If all you knew about Dun & Bradstreet was that it sold mission critical data on more than 520mn companies, that all this data was linked to its widely referenced proprietary identifier, that 96% of its customers retained every year and were mostly monetized through high margin subscriptions, you might be tempted to comp to a peer set of profitable data and benchmarking stalwarts like Moody’s, Verisk, or CoStar. But this is a case where naive pattern matching would lead you wildly astray.
Dun & Bradstreet was formed in 1933 through the merger of two commercial credit agencies, Lewis Tappan’s Mercantile Agency (later sold to Benjamin Douglass) and the John M. Bradstreet Company, both founded in the 1840s to assess the ability and willingness of businesses to repay their obligations. You can think of Dun & Bradstreet as the commercial analog to consumer credit bureaus like Equifax and Experian who, as I discussed in FICO and the Consumer Credit Bureaus: Part 1:
…effectively function as managers of data coops. Just as 100 friends, each with a separate piece to the same puzzle, will have a more comprehensive understanding of the puzzle by joining their pieces together, lenders mutually benefit from combining the payment histories of their customers. Each “puzzle piece” is separately of little worth but collectively valuable. Lender B in Cleveland wants to know if Customer 1 is has already taken out a big loan from Lender A in Portland. And just as you would rather see a puzzle that is 3/4 of the way complete than one that has just started, a lender will find it more valuable to access and contribute to a national bureau database that captures payment data from every lender in the country than one that only gathers repayment data from, say, 10 banks in Chicago. Centralizing data also acts as a stick, since if a consumer knows that his payment behavior is going to be captured no matter what – that a bank in New Jersey will be privy to his delinquent loan in Montana – he will be more likely to stay current on his obligations.
Likewise, the proprietary kernel of Dun & Bradstreet’s formidable dataset comes from the contributions of its clients, mostly large enterprises, who extend trade credit to customers. Vendor A sells to retailer B on credit, expecting to be repaid in 30 days. When B fails to do so, A reports the delinquency to Dun & Bradstreet, and other vendors who use Dun & Bradstreet data to evaluate customer credit risk now know to think twice before extending trade credit to B. Relying on a centralized third party like DNB to gather delinquency data and turn that data into predictive credit scores reduces redundancies at the system level, since otherwise each vendor would need to individually evaluate the creditworthiness of their customers…and even then their parochial assessments would be an incomplete version of what’s on offer from DNB, who hoovers trade credit data from thousands of sources and consolidates its findings into a Paydex score, which you can think of as a FICO score for businesses.

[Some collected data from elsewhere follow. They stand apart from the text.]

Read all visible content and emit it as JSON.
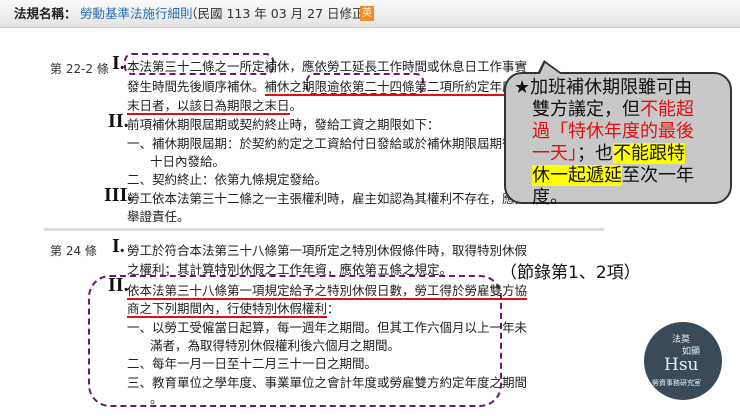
{
  "header": {
    "label": "法規名稱：",
    "law_name": "勞動基準法施行細則",
    "amend_date": "（民國 113 年 03 月 27 日修正）",
    "en_badge": "英"
  },
  "art22_2": {
    "number": "第 22-2 條",
    "p1": {
      "numeral": "I.",
      "parts": [
        "本法第三十二條之一所定補休",
        "，應依勞工延長工作時間或休息日工作事實",
        "發生時間先後順序補休。",
        "補休之期限",
        "逾依第二十四條第二項",
        "所約定年度之",
        "末日者，以該日為期限之末日",
        "。"
      ]
    },
    "p2": {
      "numeral": "II.",
      "text": "前項補休期限屆期或契約終止時，發給工資之期限如下：",
      "items": [
        "一、補休期限屆期：於契約約定之工資給付日發給或於補休期限屆期後三",
        "十日內發給。",
        "二、契約終止：依第九條規定發給。"
      ]
    },
    "p3": {
      "numeral": "III.",
      "text": "勞工依本法第三十二條之一主張權利時，雇主如認為其權利不存在，應負",
      "text2": "舉證責任。"
    }
  },
  "art24": {
    "number": "第 24 條",
    "p1": {
      "numeral": "I.",
      "line1": "勞工於符合本法第三十八條第一項所定之特別休假條件時，取得特別休假",
      "line2": "之權利；其計算特別休假之工作年資，應依第五條之規定。"
    },
    "p2": {
      "numeral": "II.",
      "line1": "依本法第三十八條第一項規定給予之特別休假日數，勞工得於勞雇雙方協",
      "line2": "商之下列期間內，行使特別休假權利",
      "line2_end": "：",
      "items": [
        "一、以勞工受僱當日起算，每一週年之期間。但其工作六個月以上一年未",
        "滿者，為取得特別休假權利後六個月之期間。",
        "二、每年一月一日至十二月三十一日之期間。",
        "三、教育單位之學年度、事業單位之會計年度或勞雇雙方約定年度之期間",
        "。"
      ]
    }
  },
  "callout": {
    "l1": "★加班補休期限雖可由",
    "l2a": "雙方議定，但",
    "l2b": "不能超",
    "l3": "過「特休年度的最後",
    "l4a": "一天」",
    "l4b": "；也",
    "l4c": "不能跟特",
    "l5a": "休一起遞延",
    "l5b": "至次一年",
    "l6": "度。"
  },
  "note": "（節錄第1、2項）",
  "logo": {
    "top1": "法莫",
    "top2": "如顯",
    "main": "Hsu",
    "bottom": "勞資事務研究室"
  },
  "colors": {
    "accent_red": "#e01010",
    "dash_purple": "#6b1a6b",
    "highlight": "#ffff00",
    "logo_bg": "#3a4b57"
  }
}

Dun & Bradstreet has a rigorous process for not only collecting data and scrubbing it for accuracy but tying seemingly unrelated entities together so that clients have a more complete and accurate picture of their receivables concentration. A pet food processor could have one department extending credit to Cat Food and another department extending trade credit to Dog Food without realizing that Cat Food and Dog Food are actually wholly owned subsidiaries of the same retail holding company, Pet Food Inc. On the flip side, a pet food retailer that fills its shelves with products from both Cat Food and Dog Food and makes up a significant proportion of those two subsidiaries’ combined revenue, can push on Pet Food Inc. for better terms. Or the retailer might see that Pet Food is trending toward a financially precarious position and line up a second supplier, just in case. Or the pet food processor and the pet food retailer might see that Pet Food Inc. is itself majority-owned by a shell company commandeered by a shady Russian oligarch who they shouldn’t be doing business with.
DNB data can be used not only to manage risk but also to generate revenue. A salesperson at the pet foods processor sees that Pet Food owns another financially viable subsidiary, Pet Toys, that they can cross-sell to, with DNB also supplying the contact information of the guy in charge of procurement there.